The year was passing and the talk of going to Blue Anchor was that it was imminent. Blue Anchor was pretty far down in New Jersey, about halfway to the shore. It’s be a long trip from Aldan, so Lois and I decided to move to New Jersey. We drove over and took a lease for an apartment in the Cherry Hill Towers, along Route 38
just across from the Cherry Hill Mall. It was still over twenty miles to Blue Anchor, probably a good forty-five-minute drive in Jersey traffic.
We gave up our nice, plush apartment at the Lansdowne Towers and moved hurriedly into the Cherry Hill
Apartment on the first of December.
Meanwhile, more things were coming to the surface at Olson brothers. We started to get dunning notices on purchases and egg producers refused to sell to us unless we paid a premium. It seems the company wasn't paying their vendors in a timely manner and no one trusted us so wanted extra for what they sold. Maybe we could have straightened all this out with a bit of time and luck, but luck was not with us.
In June, Hurricane Agnes came. It especially hit hard in the
Wilkes Barre area of Pennsylvania. The region was under a flood and many businesses and homes were damaged or destroyed. One of the businesses hurt was Interstate Bakeries, whose Wilkes Barre factory was ruined. They decided not to rebuild the plant in Pennsylvania, but expand in upper New York State.

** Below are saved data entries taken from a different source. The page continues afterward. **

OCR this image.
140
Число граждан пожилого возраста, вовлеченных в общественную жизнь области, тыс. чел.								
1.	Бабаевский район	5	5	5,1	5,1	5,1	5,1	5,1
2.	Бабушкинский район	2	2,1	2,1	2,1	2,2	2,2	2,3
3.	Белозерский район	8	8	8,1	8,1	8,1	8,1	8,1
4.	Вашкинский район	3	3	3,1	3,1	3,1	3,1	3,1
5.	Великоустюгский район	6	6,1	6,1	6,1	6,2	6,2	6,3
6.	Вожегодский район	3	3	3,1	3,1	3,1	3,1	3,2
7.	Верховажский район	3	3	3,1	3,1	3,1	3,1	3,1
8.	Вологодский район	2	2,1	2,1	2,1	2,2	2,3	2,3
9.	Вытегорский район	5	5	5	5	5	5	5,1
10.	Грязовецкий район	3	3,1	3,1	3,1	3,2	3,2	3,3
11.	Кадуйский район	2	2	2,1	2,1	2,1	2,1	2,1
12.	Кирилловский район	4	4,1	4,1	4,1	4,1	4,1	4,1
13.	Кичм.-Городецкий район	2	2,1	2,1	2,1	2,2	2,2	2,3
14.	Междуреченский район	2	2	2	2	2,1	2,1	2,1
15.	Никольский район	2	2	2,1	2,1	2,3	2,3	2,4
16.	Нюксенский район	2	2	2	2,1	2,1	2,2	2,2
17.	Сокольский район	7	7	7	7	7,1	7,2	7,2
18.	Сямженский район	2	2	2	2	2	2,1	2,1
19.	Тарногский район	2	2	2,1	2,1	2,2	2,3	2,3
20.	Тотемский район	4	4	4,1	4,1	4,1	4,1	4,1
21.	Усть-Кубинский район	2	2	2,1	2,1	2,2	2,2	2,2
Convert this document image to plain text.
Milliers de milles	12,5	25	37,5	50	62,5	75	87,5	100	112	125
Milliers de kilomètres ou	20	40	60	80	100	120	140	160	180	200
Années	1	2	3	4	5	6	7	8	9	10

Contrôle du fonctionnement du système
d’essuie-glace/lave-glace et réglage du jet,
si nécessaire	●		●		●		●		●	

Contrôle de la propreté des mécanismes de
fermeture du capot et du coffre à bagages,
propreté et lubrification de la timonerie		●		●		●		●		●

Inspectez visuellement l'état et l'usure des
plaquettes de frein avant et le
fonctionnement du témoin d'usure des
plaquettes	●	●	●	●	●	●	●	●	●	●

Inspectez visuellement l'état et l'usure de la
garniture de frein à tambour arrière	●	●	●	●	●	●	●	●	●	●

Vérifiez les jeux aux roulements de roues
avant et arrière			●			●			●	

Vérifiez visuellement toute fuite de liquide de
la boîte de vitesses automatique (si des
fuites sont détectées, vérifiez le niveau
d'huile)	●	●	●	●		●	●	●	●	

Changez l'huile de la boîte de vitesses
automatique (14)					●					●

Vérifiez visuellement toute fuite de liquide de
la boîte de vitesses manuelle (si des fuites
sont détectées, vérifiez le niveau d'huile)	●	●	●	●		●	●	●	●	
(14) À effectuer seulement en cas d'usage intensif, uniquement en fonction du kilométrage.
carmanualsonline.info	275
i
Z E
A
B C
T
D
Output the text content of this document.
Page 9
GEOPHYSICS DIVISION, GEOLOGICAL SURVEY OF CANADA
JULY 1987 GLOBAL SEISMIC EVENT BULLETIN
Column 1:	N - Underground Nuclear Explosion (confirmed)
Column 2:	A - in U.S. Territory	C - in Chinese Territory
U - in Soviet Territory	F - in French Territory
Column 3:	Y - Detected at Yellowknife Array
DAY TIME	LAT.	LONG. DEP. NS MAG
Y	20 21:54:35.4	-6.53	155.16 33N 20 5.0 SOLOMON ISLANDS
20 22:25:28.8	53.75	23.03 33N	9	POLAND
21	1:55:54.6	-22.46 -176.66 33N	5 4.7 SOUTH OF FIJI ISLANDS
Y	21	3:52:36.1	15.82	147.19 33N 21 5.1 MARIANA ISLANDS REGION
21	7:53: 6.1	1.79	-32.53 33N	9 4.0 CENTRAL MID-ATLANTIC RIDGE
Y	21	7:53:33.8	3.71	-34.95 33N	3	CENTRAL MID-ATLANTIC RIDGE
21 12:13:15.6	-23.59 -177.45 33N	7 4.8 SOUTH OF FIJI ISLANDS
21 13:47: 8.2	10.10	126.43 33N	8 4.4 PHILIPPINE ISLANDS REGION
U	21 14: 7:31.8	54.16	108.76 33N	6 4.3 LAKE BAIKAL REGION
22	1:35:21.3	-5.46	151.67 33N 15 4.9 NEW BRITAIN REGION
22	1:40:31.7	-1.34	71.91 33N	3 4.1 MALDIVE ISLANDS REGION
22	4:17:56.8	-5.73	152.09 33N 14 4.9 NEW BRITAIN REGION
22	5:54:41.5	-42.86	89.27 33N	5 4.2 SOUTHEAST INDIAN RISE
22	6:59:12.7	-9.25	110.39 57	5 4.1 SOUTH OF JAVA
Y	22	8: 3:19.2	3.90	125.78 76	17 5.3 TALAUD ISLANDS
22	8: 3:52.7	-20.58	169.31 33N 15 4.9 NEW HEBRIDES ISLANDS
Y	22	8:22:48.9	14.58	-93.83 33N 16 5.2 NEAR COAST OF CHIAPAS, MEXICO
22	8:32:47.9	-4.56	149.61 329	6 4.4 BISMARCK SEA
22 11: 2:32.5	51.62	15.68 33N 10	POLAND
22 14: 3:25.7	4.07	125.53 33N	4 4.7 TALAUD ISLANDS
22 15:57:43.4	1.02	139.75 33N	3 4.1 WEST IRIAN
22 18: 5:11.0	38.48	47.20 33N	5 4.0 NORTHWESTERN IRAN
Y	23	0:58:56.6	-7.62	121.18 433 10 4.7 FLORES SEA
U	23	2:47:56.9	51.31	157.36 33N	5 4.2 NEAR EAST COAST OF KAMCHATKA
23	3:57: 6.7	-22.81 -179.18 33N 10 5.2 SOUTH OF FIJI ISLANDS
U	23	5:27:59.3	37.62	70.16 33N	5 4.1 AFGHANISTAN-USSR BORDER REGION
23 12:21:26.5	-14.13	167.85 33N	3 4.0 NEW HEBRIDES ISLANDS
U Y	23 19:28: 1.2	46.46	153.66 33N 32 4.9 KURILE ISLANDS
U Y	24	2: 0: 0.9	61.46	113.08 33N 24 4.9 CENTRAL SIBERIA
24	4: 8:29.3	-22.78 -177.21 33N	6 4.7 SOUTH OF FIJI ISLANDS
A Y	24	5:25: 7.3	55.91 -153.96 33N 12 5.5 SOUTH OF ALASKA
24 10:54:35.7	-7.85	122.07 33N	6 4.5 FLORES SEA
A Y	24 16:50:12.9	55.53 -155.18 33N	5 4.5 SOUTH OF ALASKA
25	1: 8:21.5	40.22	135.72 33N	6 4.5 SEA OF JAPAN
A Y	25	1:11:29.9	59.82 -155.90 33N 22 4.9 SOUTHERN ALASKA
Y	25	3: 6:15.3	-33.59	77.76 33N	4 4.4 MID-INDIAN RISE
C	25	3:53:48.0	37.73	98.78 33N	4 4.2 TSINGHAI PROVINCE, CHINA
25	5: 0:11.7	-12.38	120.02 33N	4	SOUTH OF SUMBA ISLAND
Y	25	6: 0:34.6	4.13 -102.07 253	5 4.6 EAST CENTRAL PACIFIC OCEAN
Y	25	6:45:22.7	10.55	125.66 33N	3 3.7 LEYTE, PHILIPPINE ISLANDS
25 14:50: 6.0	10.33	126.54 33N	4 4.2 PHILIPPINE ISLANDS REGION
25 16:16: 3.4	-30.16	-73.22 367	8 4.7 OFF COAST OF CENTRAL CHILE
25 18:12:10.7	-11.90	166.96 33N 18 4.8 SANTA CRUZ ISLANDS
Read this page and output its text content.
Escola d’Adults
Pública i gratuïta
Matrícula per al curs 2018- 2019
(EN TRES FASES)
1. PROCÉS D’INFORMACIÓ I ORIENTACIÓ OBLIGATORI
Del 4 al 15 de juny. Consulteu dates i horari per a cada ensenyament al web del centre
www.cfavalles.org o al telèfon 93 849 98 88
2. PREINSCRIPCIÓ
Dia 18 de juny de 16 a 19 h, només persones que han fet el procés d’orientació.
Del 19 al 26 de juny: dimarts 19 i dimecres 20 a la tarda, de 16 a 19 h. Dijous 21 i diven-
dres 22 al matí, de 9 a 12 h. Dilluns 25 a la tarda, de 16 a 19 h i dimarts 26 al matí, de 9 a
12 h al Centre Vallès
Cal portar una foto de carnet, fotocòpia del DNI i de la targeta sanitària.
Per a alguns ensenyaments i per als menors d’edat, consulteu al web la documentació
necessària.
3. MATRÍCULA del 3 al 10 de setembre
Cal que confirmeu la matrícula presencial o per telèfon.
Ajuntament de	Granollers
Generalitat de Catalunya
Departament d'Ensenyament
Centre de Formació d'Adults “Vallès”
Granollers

Interstate was our largest customer, maybe making up nearly half our sales. When they decided to move they also decided on new suppliers and we loss them. This is a lesson to all businessmen, don’t rely on some single purchaser; in other words, don’t put all your eggs in one basket.
Olson Brothers moved ahead with their grandiose plans, but by December they threw in the towel. Suddenly there would be no Blue Anchor plant and the Philadelphia Plant would close.  I was made Assistant General Manager, but my duties were now helping to oversee the closing. It was soon a lonely place to be. All the production workers, including Nick, were let go.
One day, the secretary and I, two of a handful of people still working there, were startled by a loud pounding on the office door. I open the door and these large men stepped in. They looked like perfect fits to be in the future TV series, The Sopranos, except they didn’t dress as nice. They were union representatives from the Teamsters. This was the first I ever saw them around. They were there to make sure we still collected union dues from the laid off workers. That was their only concern.
By the end of the year I was one of those laid off workers needing a new job and living in a not so great apartment in New Jersey.


We did have a great view from our 12th floor balcony.
But we hadn’t lost any friends in the move and we hadn’t changed what we were now living for, booze and sex.